By Leogun_91, in WFRP House Rules

I have started work on ogre characters for warhammer fantasy roleplay. This is what I have done so far, base rules and two careers.

http://www.mediafire.com/?zjmcze00wmm

any input is appretiated (as long as it is about the work I have done rather than my choice of project, asking why I did ogres rather than something else won't help)

What hit me first was the fact, that an ogre warrior can carry less personal equipment that an elf/human and far less than a dwarf. Why?

His carrying capacity is double that of a normal toon, but all his equipment weighs five times as much ...

I might have too look into that. But they do normaly carry less things and the objects they do carry are most commonly bigger than average when going by size comparision. But the rate is too much I must agree, maybe have him carry four or five times as much as normal people......It can also be noted that ogres use Gnoblars as pack animals so how much they are able to carry is debatable.

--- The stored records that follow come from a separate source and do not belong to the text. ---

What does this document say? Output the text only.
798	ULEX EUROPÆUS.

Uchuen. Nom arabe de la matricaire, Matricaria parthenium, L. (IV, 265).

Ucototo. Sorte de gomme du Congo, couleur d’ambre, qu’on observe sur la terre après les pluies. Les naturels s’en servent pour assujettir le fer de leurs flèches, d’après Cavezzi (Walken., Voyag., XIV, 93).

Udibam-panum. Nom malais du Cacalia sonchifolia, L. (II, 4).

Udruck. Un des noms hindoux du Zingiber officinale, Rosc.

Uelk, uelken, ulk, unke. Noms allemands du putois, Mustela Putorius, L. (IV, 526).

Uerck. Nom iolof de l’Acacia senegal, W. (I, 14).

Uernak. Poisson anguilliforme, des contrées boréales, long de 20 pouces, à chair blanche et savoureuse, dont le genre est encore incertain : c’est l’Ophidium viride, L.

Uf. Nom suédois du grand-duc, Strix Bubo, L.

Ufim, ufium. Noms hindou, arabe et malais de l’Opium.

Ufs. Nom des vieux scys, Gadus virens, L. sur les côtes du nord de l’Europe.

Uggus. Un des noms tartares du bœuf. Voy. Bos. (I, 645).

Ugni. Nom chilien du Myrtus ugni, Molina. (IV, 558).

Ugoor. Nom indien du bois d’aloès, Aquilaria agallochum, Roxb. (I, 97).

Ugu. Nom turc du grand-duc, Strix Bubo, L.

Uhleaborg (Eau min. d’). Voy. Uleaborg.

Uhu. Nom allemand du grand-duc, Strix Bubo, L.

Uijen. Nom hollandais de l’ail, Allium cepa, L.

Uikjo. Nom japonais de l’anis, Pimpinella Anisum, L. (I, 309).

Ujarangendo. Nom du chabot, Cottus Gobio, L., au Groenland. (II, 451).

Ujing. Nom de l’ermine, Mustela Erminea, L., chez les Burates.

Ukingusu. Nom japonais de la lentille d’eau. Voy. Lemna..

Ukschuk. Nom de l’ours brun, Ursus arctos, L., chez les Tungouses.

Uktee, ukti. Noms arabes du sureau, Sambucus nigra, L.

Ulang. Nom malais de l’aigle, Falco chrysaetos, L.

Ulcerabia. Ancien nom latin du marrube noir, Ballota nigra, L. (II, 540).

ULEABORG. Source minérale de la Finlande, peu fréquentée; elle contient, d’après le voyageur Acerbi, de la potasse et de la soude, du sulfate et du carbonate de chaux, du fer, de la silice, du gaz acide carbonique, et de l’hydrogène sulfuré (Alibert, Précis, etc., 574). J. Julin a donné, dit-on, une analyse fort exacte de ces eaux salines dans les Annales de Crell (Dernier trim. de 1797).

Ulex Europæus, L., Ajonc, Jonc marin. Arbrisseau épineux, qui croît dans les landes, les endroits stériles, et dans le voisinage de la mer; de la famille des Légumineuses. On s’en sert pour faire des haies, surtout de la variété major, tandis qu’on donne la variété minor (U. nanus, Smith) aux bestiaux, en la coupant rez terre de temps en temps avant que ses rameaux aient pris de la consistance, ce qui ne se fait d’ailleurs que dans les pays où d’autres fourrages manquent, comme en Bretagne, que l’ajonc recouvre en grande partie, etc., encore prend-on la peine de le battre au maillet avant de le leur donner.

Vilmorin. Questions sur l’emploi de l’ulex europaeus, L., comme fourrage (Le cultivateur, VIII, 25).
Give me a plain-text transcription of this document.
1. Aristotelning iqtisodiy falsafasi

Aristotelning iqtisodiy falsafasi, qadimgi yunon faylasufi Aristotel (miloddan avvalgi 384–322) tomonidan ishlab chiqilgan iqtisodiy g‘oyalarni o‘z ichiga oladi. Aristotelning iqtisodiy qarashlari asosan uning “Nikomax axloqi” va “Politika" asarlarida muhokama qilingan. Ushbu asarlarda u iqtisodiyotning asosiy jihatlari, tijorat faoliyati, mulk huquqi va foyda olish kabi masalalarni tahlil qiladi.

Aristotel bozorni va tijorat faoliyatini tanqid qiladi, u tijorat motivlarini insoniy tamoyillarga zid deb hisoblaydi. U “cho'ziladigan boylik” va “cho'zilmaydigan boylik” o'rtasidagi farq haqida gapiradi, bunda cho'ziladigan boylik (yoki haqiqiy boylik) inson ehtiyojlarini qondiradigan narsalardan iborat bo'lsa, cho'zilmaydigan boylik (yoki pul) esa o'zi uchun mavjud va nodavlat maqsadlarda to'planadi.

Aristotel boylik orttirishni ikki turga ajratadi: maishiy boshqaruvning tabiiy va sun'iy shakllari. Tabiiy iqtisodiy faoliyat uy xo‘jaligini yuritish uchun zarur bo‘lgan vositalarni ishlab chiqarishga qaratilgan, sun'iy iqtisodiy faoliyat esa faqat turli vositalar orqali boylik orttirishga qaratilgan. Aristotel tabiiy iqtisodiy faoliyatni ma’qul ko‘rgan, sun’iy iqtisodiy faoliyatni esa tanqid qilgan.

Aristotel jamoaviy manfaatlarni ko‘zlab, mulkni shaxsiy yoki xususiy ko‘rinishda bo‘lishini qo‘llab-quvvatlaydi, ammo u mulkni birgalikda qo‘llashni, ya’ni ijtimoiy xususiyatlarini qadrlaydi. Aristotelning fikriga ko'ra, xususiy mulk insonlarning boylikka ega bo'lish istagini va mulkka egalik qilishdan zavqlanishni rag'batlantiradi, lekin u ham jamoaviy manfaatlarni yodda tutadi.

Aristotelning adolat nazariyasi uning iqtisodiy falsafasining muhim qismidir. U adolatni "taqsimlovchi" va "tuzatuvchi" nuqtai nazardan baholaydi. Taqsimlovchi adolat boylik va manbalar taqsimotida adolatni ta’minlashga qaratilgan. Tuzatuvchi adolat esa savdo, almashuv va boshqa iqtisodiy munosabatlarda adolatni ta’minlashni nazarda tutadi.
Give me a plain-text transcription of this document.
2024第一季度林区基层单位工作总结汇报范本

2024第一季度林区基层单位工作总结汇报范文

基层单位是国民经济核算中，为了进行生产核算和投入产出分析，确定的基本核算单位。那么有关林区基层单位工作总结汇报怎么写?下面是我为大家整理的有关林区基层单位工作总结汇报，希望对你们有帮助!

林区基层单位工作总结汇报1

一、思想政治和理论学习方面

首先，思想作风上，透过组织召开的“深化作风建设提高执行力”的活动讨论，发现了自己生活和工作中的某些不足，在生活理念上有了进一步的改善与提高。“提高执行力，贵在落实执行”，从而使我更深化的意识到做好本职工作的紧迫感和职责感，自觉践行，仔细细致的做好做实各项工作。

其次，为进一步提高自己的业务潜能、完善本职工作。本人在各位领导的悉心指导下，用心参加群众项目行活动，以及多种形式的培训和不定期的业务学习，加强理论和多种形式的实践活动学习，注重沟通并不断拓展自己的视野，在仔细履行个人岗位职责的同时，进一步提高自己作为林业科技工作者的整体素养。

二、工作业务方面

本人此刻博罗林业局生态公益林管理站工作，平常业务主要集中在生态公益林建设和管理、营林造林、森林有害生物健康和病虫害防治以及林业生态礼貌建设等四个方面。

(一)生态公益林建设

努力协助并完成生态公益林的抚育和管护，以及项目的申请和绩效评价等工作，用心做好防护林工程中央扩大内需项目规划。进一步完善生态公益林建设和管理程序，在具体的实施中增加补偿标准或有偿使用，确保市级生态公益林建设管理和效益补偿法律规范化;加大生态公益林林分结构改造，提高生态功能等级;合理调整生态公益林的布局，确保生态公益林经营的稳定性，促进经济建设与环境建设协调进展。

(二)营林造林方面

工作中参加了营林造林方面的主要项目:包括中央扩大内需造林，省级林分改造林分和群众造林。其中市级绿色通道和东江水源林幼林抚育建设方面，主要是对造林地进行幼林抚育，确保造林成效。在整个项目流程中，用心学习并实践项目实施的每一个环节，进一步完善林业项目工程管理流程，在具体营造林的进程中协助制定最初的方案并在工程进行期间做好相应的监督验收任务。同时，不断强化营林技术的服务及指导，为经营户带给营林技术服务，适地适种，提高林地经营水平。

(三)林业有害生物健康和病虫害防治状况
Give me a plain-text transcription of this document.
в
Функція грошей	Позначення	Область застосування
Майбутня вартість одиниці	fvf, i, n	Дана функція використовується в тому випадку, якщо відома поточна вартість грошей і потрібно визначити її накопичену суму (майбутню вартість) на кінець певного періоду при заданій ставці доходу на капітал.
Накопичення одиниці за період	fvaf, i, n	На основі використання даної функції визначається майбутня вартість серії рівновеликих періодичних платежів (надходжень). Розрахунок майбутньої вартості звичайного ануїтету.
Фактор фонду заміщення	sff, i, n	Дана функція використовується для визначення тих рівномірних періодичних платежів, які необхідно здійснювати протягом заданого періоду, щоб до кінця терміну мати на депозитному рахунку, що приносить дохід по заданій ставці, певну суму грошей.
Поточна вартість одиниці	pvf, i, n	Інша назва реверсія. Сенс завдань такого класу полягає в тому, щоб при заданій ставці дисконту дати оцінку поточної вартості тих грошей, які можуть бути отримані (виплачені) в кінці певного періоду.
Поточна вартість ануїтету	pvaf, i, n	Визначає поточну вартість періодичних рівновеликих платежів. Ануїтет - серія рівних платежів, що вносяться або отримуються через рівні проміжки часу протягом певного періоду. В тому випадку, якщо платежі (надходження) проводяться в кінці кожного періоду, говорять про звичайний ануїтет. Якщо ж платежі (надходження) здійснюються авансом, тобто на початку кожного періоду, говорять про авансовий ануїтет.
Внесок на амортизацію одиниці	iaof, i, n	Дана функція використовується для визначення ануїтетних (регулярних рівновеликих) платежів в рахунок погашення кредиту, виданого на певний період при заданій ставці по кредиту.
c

Upon the first look over they look pretty solid! I like the flavor and aspects you have in them and while a pain to print...I really like the 'scroll' look of the project overall!

I think that giving the Ogre the bureaucrat trait (and maybe even the social) is a bit far fetched. He might be so in his own society but the general feel and what it seems you are trying to catch is that the game is mainly played from the Empire's point of view. So unless you run a campaign in an ogre setting I'd say an ogre (and a fighter at that) will have a hard time being anything close to bureaucratic.

Lucas Adorn said:

I think that giving the Ogre the bureaucrat trait (and maybe even the social) is a bit far fetched. .

"Ugh, Grog help wizard fill out form 493. De sub-annex be complex unless de person be smart at de math."

heh

Lucas Adorn said:


I think that giving the Ogre the bureaucrat trait (and maybe even the social) is a bit far fetched. He might be so in his own society but the general feel and what it seems you are trying to catch is that the game is mainly played from the Empire's point of view. So unless you run a campaign in an ogre setting I'd say an ogre (and a fighter at that) will have a hard time being anything close to bureaucratic.

Looks interesting. Their wound threshold is awfully high. I realise that Ogres are tough but this is a pretty big advantage. Also note that Goldgut can start with a Pistol and 3 gold coins. This cant be matched by any other character and considering the equipment is costing 10 tims as much(what about ammunition?) that is the equivalent of starting with just over 53 gold.

Is there an Ogreish reason for misspelling Strength? I havent read any of the WHFB Ogre stuff.

AaronC said:

Looks interesting. Their wound threshold is awfully high. I realise that Ogres are tough but this is a pretty big advantage. Also note that Goldgut can start with a Pistol and 3 gold coins. This cant be matched by any other character and considering the equipment is costing 10 tims as much(what about ammunition?) that is the equivalent of starting with just over 53 gold.

Is there an Ogreish reason for misspelling Strength? I havent read any of the WHFB Ogre stuff.

No the misspelling of Strength is unintentional, for some reason I have hard with spelling that.

Maybe wounds could be lowered but they should be really hard to bring down.